Professor Barry Thompson

Contacts
After obtaining a BSc(Hons) from Institute for Molecular Biology (IMB) at the University of Queensland, Professor Thompson undertook a PhD at the MRC Laboratory for Molecular Biology at the University of Cambridge, where he learned Drosophila genetics. Professor Thompson then worked as a postdoc at the European Molecular Biology Laboratory (EMBL) in Heidelberg, Germany, where he used Drosophila genetics to study Hippo signalling and tumour formation, and visited the Research Institute for Molecular Pathology (IMP) in Austria to perform a large scale RNAi screen in Drosophila.
He established his own laboratory at the Cancer Research UK London Research Institute (LRI) in 2007 and began his studies on genes that control tissue growth and form in Drosophila and mouse models. The LRI became part of the newly founded Francis Crick Institute in 2015, where Professor Thompson became a Senior Group Leader and Wellcome Investigator. He moved to become an EMBL Australia Group Leader at the John Curtin School of Medical Research (at the Australian National University, Canberra) in 2019.
Research interests
Most human cancers arise in epithelial tissues, such as the skin or intestinal tract. A population of basal stem cells normally proliferates to maintain epithelial homeostasis and to regenerate tissues after damage. The same stem cells are also the origin of tumour formation. We seek to understand how epithelial stem cells normally function and how their activity becomes misregulated in cancers.
My laboratory uses Drosophila, mouse and human organoids in culture as model systems to explore how stem cells construct epithelial tissues during development and how epithelial tumours can arise.

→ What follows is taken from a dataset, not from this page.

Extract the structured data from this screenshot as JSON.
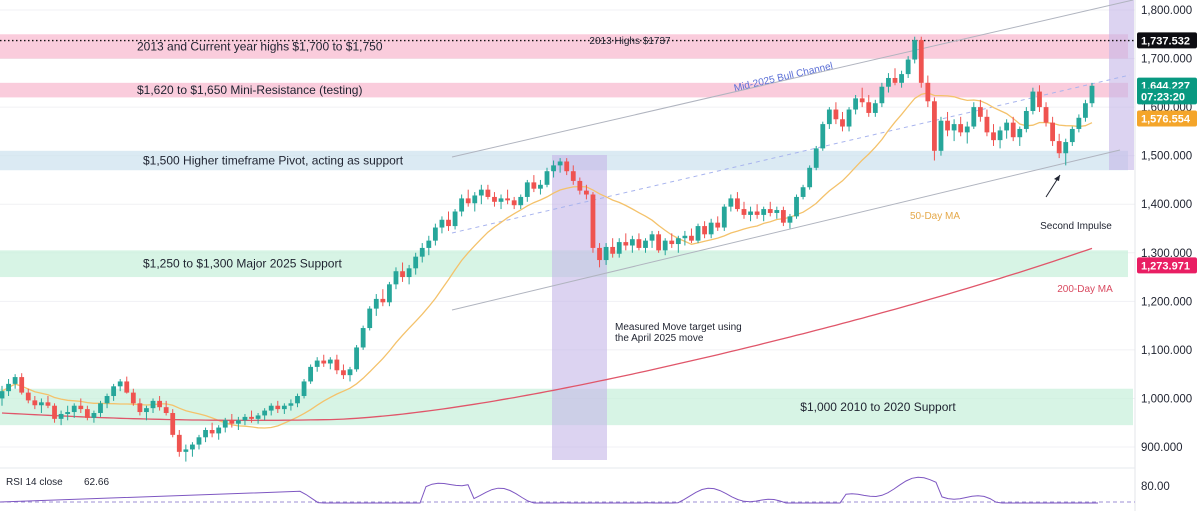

We focus on the questions of how cell polarity organises the behaviour of cells within an epithelium, and how signalling pathways control cell proliferation within an epithelia. A major interest has been the Hippo-YAP/TAZ signalling pathway, which responds to apical and basal polarity cues, cell-matrix interactions, and mechanical forces to regulate cell proliferation and cellular morphology during development.
Our experiments combine three main approaches to identify molecular mechanisms responsible for organising cell polarity and cell behaviour during tissue growth and morphogenesis in epithelia:
- Genetic analysis of gene functions in vivo;
- Live-imaging of epithelial tissue development; and
- Computational modelling of cell polarity and cell behaviour.